2. Zu den weiteren Anordnungsvoraussetzungen oder Ausschlussgründen verhält sich das landgerichtliche Urteil nicht. Ein symptomatischer Zusammenhang zwischen der Betäubungsmittelstraftat und dem Konsumverhalten wird bereits durch die festgestellte Eigenkonsumfinanzierung nahegelegt (vgl. BGH, Beschluss vom 6. Dezember 2017 – 1 StR 415/17, Rn. 12 mwN).

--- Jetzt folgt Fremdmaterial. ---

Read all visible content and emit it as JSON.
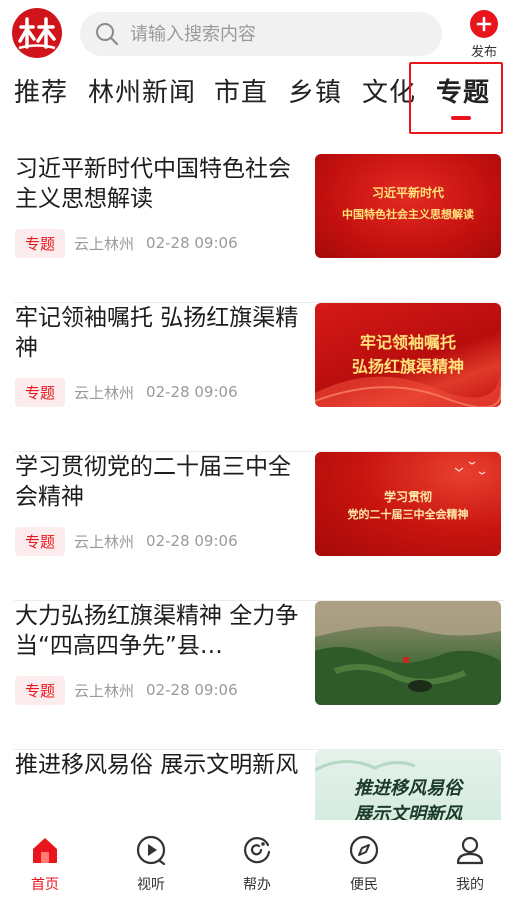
{
  "header": {
    "logo_icon": "linzhou-logo-icon",
    "search_placeholder": "请输入搜索内容",
    "publish_label": "发布"
  },
  "tabs": [
    {
      "label": "推荐",
      "active": false
    },
    {
      "label": "林州新闻",
      "active": false
    },
    {
      "label": "市直",
      "active": false
    },
    {
      "label": "乡镇",
      "active": false
    },
    {
      "label": "文化",
      "active": false
    },
    {
      "label": "专题",
      "active": true
    }
  ],
  "articles": [
    {
      "title": "习近平新时代中国特色社会主义思想解读",
      "tag": "专题",
      "source": "云上林州",
      "time": "02-28 09:06",
      "thumb_lines": [
        "习近平新时代",
        "中国特色社会主义思想解读"
      ]
    },
    {
      "title": "牢记领袖嘱托  弘扬红旗渠精神",
      "tag": "专题",
      "source": "云上林州",
      "time": "02-28 09:06",
      "thumb_lines": [
        "牢记领袖嘱托",
        "弘扬红旗渠精神"
      ]
    },
    {
      "title": "学习贯彻党的二十届三中全会精神",
      "tag": "专题",
      "source": "云上林州",
      "time": "02-28 09:06",
      "thumb_lines": [
        "学习贯彻",
        "党的二十届三中全会精神"
      ]
    },
    {
      "title": "大力弘扬红旗渠精神 全力争当“四高四争先”县…",
      "tag": "专题",
      "source": "云上林州",
      "time": "02-28 09:06",
      "thumb_lines": []
    },
    {
      "title": "推进移风易俗 展示文明新风",
      "tag": "",
      "source": "",
      "time": "",
      "thumb_lines": [
        "推进移风易俗",
        "展示文明新风"
      ]
    }
  ],
  "bottom_nav": [
    {
      "label": "首页",
      "icon": "home-icon",
      "active": true
    },
    {
      "label": "视听",
      "icon": "play-icon",
      "active": false
    },
    {
      "label": "帮办",
      "icon": "help-icon",
      "active": false
    },
    {
      "label": "便民",
      "icon": "compass-icon",
      "active": false
    },
    {
      "label": "我的",
      "icon": "user-icon",
      "active": false
    }
  ],
  "colors": {
    "accent": "#e8161c",
    "badge_bg": "#fdeced",
    "meta_text": "#9a9a9a"
  }
}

Über die Frage der Anordnung der Unterbringung des Angeklagten in einer Entziehungsanstalt muss deshalb unter Beachtung des § 246a Abs. 1 Satz 2 StPO (vgl. BGH, Beschluss vom 20. September 2011 – 4 StR 434/11, NStZ 2012, 463 ) neu verhandelt und entschieden werden. Dass nur der Angeklagte Revision eingelegt hat, hindert die etwaige Nachholung einer Unterbringungsanordnung nicht (§ 358 Abs. 2 Satz 3 StPO ; vgl. BGH, Beschluss vom 10. Januar 2018 – 3 StR 563/17, Rn. 9; Urteil vom 10. April 1990 – 1 StR 9/90, BGHSt 37, 5 ); der Angeklagte hat die Nichtanwendung des § 64 StGB durch das Tatgericht auch nicht von seinem Rechtsmittelangriff ausgenommen (vgl. BGH, Urteil vom 7. Oktober 1992 – 2 StR 374/92, BGHSt 38, 362 ).

3. Der Senat schließt aus, dass die rechtsfehlerhafte Nichtanordnung der Maßregel nach § 64 StGB Einfluss auf den Strafausspruch gehabt hat. Dieser kann daher bestehen bleiben.